An attempt to Audit Log

How do product managers define Audit Log requirements for their product? How technical or descriptive should they be?

Developer:

How long should we show the Audit log for?

Do we want to surface the audit log on the UI or will a report do?

What will be the report format?

How long do we archive the audit log for?

What if there are large amounts of data? Downloading a report might take time

Do we want a common audit log or one for each module?

These are some of the common questions that product teams face during the preliminary discussions for Audit log with the Engineering team. Structuring the requirements is very important for product teams to cohesively communicate their expectations from this feature.

To do this, we need to start(as always) with the why?

Why do we need Audit Logging and how will it help?

An audit log(or audit trail) is a chronological sequence of activities that reflect a security event or occurrence. Audit Logs are mainly used by clients and stakeholders to track activities across the product to ensure adherence to system security and access.

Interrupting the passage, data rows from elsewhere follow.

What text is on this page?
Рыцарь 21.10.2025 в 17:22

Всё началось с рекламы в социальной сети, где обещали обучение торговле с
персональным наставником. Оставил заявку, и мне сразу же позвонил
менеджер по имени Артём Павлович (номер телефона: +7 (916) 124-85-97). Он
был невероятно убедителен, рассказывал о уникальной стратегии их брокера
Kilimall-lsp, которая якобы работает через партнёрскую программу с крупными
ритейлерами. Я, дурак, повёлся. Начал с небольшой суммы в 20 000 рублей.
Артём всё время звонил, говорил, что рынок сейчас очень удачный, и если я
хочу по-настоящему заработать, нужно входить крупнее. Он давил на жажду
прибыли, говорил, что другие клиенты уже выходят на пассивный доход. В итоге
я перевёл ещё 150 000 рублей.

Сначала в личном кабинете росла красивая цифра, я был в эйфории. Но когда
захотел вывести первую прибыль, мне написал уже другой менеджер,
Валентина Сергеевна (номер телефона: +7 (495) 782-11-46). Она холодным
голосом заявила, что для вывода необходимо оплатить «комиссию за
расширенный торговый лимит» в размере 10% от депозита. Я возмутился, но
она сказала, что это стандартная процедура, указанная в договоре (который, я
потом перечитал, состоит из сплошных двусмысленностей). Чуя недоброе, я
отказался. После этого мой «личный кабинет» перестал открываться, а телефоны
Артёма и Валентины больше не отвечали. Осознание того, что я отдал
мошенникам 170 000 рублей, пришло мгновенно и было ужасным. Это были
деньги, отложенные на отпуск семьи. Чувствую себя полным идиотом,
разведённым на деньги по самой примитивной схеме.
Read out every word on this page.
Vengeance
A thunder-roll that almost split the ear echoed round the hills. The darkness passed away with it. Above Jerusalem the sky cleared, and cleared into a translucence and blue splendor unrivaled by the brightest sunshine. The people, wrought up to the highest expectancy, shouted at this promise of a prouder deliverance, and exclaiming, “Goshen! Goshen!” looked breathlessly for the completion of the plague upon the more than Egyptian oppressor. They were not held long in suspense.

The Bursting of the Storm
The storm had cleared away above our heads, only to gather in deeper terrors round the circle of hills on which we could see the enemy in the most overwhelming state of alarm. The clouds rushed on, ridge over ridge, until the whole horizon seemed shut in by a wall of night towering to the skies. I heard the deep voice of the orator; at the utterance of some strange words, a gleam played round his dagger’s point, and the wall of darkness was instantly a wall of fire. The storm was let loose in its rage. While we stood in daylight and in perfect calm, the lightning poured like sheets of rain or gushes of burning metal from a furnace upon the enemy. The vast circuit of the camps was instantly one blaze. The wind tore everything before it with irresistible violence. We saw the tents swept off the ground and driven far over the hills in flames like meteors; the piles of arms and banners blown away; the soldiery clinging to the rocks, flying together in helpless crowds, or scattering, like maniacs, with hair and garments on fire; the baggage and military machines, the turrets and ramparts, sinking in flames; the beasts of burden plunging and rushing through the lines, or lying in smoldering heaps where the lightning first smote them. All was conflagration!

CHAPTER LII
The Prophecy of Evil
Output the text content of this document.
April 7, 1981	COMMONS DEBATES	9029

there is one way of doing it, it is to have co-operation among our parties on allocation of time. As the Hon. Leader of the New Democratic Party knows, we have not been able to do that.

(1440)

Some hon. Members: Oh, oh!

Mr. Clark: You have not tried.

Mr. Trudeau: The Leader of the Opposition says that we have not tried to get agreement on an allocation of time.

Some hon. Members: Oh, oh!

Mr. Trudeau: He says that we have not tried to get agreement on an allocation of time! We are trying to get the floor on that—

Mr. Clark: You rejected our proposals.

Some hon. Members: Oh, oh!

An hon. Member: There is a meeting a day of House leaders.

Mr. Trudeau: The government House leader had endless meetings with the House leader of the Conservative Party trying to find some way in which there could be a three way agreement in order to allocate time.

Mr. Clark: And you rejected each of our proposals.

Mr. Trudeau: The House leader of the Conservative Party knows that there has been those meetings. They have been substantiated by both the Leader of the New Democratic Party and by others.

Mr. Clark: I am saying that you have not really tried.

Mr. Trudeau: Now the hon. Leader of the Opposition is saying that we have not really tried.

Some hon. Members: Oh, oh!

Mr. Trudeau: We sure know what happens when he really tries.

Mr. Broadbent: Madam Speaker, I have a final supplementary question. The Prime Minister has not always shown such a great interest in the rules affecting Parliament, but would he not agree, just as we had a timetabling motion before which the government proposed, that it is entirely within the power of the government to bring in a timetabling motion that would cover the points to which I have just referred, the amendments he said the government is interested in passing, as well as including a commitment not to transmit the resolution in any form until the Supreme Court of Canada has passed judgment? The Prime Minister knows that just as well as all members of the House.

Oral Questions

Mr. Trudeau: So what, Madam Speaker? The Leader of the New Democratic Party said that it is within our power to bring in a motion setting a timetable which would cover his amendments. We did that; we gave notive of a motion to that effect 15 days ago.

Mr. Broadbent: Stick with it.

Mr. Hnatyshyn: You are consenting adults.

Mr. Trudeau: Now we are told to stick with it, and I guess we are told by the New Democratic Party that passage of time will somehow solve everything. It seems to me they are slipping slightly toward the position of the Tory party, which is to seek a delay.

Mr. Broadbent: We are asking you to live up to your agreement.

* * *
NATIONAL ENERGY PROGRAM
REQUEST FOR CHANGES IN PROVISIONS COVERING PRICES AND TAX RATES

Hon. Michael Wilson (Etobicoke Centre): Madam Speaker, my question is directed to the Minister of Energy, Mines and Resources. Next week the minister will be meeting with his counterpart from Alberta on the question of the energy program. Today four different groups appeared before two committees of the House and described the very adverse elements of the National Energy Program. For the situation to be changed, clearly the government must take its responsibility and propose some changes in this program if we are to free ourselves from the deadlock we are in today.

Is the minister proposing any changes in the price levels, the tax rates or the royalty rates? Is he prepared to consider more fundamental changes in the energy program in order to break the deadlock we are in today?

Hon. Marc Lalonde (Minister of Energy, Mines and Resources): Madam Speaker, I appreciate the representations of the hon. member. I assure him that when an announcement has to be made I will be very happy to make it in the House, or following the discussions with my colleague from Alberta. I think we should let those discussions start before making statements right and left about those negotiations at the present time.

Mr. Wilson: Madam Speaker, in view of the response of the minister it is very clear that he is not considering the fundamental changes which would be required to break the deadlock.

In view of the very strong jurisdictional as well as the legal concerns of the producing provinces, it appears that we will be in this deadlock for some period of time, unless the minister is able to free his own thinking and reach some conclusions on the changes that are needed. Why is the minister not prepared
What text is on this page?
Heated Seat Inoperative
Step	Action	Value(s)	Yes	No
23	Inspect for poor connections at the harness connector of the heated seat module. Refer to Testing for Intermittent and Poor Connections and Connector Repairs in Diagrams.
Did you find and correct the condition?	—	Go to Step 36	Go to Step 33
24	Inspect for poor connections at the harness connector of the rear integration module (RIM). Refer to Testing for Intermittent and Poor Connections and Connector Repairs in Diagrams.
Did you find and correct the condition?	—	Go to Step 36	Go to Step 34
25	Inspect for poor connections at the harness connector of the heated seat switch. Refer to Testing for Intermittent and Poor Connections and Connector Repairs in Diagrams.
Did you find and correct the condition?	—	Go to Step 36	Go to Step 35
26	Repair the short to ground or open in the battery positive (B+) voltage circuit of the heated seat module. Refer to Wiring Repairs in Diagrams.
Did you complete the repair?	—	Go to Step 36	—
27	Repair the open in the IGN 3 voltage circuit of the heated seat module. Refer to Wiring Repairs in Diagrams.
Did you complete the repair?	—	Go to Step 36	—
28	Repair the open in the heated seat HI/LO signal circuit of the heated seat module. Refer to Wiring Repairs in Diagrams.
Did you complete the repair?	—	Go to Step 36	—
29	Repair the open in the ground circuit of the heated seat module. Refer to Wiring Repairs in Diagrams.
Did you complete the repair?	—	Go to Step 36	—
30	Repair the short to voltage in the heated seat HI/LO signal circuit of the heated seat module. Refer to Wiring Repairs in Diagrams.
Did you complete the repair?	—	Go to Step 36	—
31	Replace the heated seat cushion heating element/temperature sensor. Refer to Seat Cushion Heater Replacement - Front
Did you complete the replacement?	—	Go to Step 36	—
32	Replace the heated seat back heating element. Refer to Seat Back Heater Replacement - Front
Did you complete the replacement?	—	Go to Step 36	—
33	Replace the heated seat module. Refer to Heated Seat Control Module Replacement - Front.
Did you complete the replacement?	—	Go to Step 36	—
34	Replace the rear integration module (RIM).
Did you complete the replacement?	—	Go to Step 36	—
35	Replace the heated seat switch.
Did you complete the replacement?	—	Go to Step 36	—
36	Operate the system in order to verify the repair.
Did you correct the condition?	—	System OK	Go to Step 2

(Attempt at) Structuring Audit Log Requirements

The requirements document can be split into the following parts:

Part A: The format the Audit Logs will be recorded in

This section will consist of a list of fields representing the format the events will be logged in. The most common list of fields that are used to record logs are:

• Actor — The username, uuid, API token name of the account taking the action
• Event Date & Time — The server date and time for when the event was triggered
• Event Description — A human readable description of the action taken
• Target Identifier — the identifier(ID or name) of the object or field that is being changed
• Action — the way in which the object was changed (the verb).
• Action Type — the corresponding C``R``U``D category.
• Value before the Event — The field or object value before the user performed an action
• Value after the Event — the field or object value after the user performed the action

Ofcourse, based on the product and usecases there might be additions/deletions here

Part B: Audit Log on the UI or via Report?

Now that we know what goes on in an Audit log, the next step would be to decide how this information will be consumed by the user.

There are many ways in which the Audit Log can be structured. For the purpose of this article, let us use the example of a school attendance system. A couple of approaches to audit log the School Attendance system are:

1. The “one log fits all” Audit Log: In this type of audit log, any change that has happened anywhere in the system will be displayed in one prime location and the user can view all the information there.

In the case of the school attendance, the administrator or principal can view the changes made to the system by accessing the “Audit Log” section in the website

2. The “customized” Audit Log: In this type, each module/each object will have changes listed under them.

In case of the school system, each student or teacher object may have changes made to them and the audit log will rest under a separate section inside the object. The hierarchy will be Student List → Student → Information and Audit Log

3. Audit Log reports: In this type, the user will either be able to download reports from the portal or have scheduled reports sent to them via email. Audit logs in report format are very helpful in systems where there are frequent changes made on a daily basis. These reports might take time to surface on the UI. Hence downloading them and receiving them via email will help admins process the reports faster.

PART C : Functional Requirements

1. Filters on the audit log: Irrespective of whether the audit log is displayed on the UI or downloaded in report format, the user should be able to apply filters to sift through millions of entries and retrieve relevant information. The user should be able to apply multiple filters on the log table at a given point of time.
2. Archiving Audit Logs: Since audit logs constitute any changes made to the system, some systems could generate millions of entries on a weekly basis. This will make the system very slow. Hence, archiving of an audit log is necessary to maintain system performance and improve speed. After a defined period(starting from 5 years) the entries should be archived by the system
3. Capping number of audit log entries: For systems that generate large amounts of data, retrieving that data may be a time consuming process. Therefore, while displaying audit log on the UI, the number of entries displayed or the time period should be capped. For eg: Upto 2000 entries can be displayed on the UI and if more information is required, the user can download it OR information upto 1 month or 2 months can be displayed and the remaining can be made available via report downloads to the user
4. Additional information: Apart from columns listed for Audit logs above, multiple columns can be added to the table depending on the system
5. Alerts or highlights: Critical information that is added, modified or removed can be highlighted to the user through alerts or flags. These alerts can be sent via email or can be flagged on the UI through icons or indications. This will help the user take necessary action

All this information will help provide clarity to the engineering team and will help build a robust audit logging system.